Source: State Department Photo by Ronny Przysucha/Public Domain

Last October, Sen. Bob Menendez (D-NJ) accused Secretary of State Mike Pompeo of violating the Hatch Act, which prohibits executive branch officials from engaging in political activity. According to the senator, Sec. Pompeo took three trips he took to Kansas under the guise of promoting the White House's commitment to Americans, when really he was traveling in the interest of his political career, and hosted State Department dinners for guests with ties to Kansas. Rumors abounded that Sec. Pompeo was seeking a Senate run in his home state. So Sen. Menendez requested that the Office of Special Counsel conduct an investigation.

It came to nothing. The OSC concluded there was no Hatch Act violation, and, per the office's policy, they sent their conclusions to both Sen. Menendez and Sec. Pompeo on January 21, 2020. But the Democrat claimed to never had received a response, even in recent interviews.

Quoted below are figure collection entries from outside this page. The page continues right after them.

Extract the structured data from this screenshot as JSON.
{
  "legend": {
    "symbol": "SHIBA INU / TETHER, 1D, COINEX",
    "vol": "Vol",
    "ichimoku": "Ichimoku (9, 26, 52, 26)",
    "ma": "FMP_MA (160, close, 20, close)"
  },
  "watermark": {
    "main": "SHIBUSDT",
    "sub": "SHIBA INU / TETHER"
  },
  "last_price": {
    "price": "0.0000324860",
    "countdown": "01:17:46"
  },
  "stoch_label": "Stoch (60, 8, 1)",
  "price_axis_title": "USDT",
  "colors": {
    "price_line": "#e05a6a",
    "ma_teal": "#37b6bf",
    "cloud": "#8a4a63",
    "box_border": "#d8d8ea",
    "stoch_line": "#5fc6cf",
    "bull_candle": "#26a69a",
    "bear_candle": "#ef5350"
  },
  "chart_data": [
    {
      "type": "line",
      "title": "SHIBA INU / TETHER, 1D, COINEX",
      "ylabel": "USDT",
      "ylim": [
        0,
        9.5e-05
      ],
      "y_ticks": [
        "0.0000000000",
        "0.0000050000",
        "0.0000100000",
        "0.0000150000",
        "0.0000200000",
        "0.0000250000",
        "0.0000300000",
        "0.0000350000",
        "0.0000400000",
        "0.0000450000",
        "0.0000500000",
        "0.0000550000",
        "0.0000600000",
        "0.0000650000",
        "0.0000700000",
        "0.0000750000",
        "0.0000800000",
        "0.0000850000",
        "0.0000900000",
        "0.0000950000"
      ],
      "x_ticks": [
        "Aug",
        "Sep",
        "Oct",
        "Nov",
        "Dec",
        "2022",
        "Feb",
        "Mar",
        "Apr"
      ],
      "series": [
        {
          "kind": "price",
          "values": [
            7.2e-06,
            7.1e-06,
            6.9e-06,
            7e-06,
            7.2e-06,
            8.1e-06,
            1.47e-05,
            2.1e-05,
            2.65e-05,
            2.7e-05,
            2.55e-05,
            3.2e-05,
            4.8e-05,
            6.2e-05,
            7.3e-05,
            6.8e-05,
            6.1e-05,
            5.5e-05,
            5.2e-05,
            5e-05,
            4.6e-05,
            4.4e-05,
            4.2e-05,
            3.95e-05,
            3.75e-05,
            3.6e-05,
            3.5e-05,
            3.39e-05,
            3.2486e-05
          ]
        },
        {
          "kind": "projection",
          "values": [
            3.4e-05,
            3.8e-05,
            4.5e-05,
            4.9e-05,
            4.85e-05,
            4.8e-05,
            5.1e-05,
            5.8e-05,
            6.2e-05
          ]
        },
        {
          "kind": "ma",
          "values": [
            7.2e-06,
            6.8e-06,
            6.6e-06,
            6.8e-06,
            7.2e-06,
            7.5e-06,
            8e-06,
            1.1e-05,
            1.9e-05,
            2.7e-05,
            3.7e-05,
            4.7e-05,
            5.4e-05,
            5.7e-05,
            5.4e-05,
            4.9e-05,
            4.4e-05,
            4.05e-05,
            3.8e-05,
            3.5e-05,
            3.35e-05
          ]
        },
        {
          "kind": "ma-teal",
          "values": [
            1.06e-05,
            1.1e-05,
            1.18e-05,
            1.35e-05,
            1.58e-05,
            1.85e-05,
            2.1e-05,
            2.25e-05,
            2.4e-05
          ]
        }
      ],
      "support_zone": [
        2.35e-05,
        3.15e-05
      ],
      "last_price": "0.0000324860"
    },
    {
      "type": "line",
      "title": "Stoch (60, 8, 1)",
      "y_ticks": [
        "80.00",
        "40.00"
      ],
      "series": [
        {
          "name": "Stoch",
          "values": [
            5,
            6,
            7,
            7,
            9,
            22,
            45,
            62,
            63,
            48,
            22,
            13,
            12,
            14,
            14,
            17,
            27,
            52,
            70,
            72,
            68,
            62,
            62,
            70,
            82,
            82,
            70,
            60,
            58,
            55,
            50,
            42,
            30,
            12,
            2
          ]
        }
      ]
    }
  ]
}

Since Sen. Menendez had apparently misplaced his copy, Sec. Pompeo just sent the senator a reminder.

"The OSC response to your hackery makes clear your continued effort to politicize legitimate and important diplomatic and national security activity was without merit," Sec. Pompeo writes in a letter. "The scurrilous allegations you put forward had the additional effect - one which you clearly intended when you publicized your letter to the OSC - of generating a continuing series of media articles and reports with rumors, innuendo and flat untruths about me and the U.S. Department of State."

Sec. Pompeo regretted that Sen. Menendez was choosing to address their opposing foreign policy views by pursuing "futile investigations."

"I implore you and your staff to confront foreign policy issues of concern and interest to you and your constituents on an intellectual level and on the merits," Sec. Pompeo advised.